Dari total pagu anggaran sebesar Rp268 triliun, sebanyak Rp240 triliun diproyeksikan akan berputar langsung di tingkat daerah. Dana fantastis tersebut didistribusikan secara merata mulai dari ujung barat Sabang hingga ujung timur Merauke. Hal ini menunjukkan komitmen kuat BGN dalam mendorong pemerataan ekonomi melalui sektor pemenuhan gizi nasional secara masif.
Setiap unit SPPG diperkirakan bakal menerima alokasi dana segar sekitar Rp500 juta setiap harinya untuk menunjang operasional harian. Anggaran tersebut dikhususkan untuk mendukung kelancaran Program Makan Bergizi Gratis (MBG) yang menyasar masyarakat luas di berbagai wilayah. Skema distribusi ini merupakan bagian dari strategi percepatan pemenuhan gizi masyarakat langsung di tingkat akar rumput. “BGN hadir menghadirkan pola baru, di mana 93% dana BGN itu disalurkan langsung ke SPPG-SPPG. Jadi, kalau ada dana Rp268 triliun, kurang lebih Rp240 triliun uang beredar dari Sabang sampai Merauke, dan setiap hari setiap SPPG menerima Rp500 juta. Saya kira ini adalah model baru, tidak ada satu rupiah pun uang yang disalurkan dari pusat ke daerah (pemda),” ujar Dadan dalam keterangan tertulis, Jumat (27/2).
Dadan menjelaskan bahwa perputaran dana yang masif ini berfungsi sebagai mesin utama penggerak roda ekonomi di berbagai wilayah Indonesia. Aktivitas belanja bahan pangan lokal dan proses produksi di daerah diharapkan akan meningkat drastis seiring dengan cairnya dana tersebut. Distribusi ekonomi pun diklaim menjadi lebih transparan karena langsung menyentuh para pelaku usaha di tingkat lokal.

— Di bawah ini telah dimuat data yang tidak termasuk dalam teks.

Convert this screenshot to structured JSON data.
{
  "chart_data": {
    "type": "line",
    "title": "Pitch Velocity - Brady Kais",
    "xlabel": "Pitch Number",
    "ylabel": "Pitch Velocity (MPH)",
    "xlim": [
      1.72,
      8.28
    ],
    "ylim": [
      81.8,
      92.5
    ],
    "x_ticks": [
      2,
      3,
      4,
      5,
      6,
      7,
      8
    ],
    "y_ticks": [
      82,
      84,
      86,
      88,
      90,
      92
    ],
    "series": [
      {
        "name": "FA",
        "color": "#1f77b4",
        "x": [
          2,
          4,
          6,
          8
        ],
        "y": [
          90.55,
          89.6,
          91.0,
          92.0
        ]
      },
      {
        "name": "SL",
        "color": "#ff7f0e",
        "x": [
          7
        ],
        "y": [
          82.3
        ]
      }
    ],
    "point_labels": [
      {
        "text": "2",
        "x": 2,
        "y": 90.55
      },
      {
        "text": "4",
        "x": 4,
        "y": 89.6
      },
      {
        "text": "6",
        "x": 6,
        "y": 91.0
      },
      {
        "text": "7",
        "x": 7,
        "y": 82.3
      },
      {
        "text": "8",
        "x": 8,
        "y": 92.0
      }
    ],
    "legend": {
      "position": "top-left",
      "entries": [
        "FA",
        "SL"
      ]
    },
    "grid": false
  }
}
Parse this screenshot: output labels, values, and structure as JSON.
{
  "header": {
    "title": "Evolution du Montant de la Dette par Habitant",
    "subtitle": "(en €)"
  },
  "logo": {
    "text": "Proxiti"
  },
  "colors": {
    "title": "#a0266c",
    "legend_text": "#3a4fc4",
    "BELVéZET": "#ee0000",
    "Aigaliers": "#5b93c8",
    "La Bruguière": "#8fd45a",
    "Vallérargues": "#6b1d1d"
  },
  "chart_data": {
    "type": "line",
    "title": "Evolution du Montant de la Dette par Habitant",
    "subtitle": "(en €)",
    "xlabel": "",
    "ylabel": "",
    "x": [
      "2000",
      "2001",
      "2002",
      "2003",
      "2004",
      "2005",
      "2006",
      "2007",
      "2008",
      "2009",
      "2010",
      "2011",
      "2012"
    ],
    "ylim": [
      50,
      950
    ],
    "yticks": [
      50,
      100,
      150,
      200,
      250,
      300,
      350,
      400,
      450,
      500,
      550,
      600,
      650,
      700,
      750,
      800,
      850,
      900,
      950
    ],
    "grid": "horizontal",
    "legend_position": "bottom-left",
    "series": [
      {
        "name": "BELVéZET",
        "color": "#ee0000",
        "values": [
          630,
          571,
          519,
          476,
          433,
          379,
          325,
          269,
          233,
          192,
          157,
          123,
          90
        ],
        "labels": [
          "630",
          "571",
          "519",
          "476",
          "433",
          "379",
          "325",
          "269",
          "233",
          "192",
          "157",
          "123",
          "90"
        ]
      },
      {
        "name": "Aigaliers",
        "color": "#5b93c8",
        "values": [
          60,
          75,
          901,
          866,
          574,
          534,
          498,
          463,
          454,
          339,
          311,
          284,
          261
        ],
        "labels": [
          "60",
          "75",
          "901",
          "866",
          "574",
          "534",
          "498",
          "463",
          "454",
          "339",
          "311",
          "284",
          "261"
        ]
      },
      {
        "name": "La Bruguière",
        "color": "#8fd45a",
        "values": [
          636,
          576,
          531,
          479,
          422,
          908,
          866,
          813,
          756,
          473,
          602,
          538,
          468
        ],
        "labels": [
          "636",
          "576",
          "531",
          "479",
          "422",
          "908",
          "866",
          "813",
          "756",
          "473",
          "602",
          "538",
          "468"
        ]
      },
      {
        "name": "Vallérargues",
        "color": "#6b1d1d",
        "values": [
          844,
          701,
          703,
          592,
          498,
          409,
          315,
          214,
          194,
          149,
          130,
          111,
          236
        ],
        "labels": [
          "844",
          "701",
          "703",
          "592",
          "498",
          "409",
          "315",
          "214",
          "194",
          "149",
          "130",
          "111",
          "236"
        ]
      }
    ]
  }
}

Hingga saat ini, total dana yang sudah terserap dan beredar di seluruh wilayah Indonesia dilaporkan telah mencapai angka kurang lebih Rp36 triliun. Jumlah SPPG yang beroperasi di suatu wilayah akan menjadi faktor penentu utama besarnya aliran dana yang masuk ke daerah tersebut. Semakin banyak unit pelayanan yang aktif, maka semakin besar pula dampak ekonomi yang dirasakan secara langsung oleh warga setempat.
Model pengelolaan anggaran ini diharapkan mampu menciptakan ekosistem distribusi yang lebih efisien bagi kesejahteraan rakyat Indonesia. Dengan sistem penyaluran langsung tanpa perantara, BGN optimistis target pemenuhan gizi nasional dapat tercapai dengan lebih tepat sasaran. Keberhasilan skema ini nantinya akan menjadi tolok ukur baru dalam pengelolaan dana bantuan pemerintah di masa mendatang.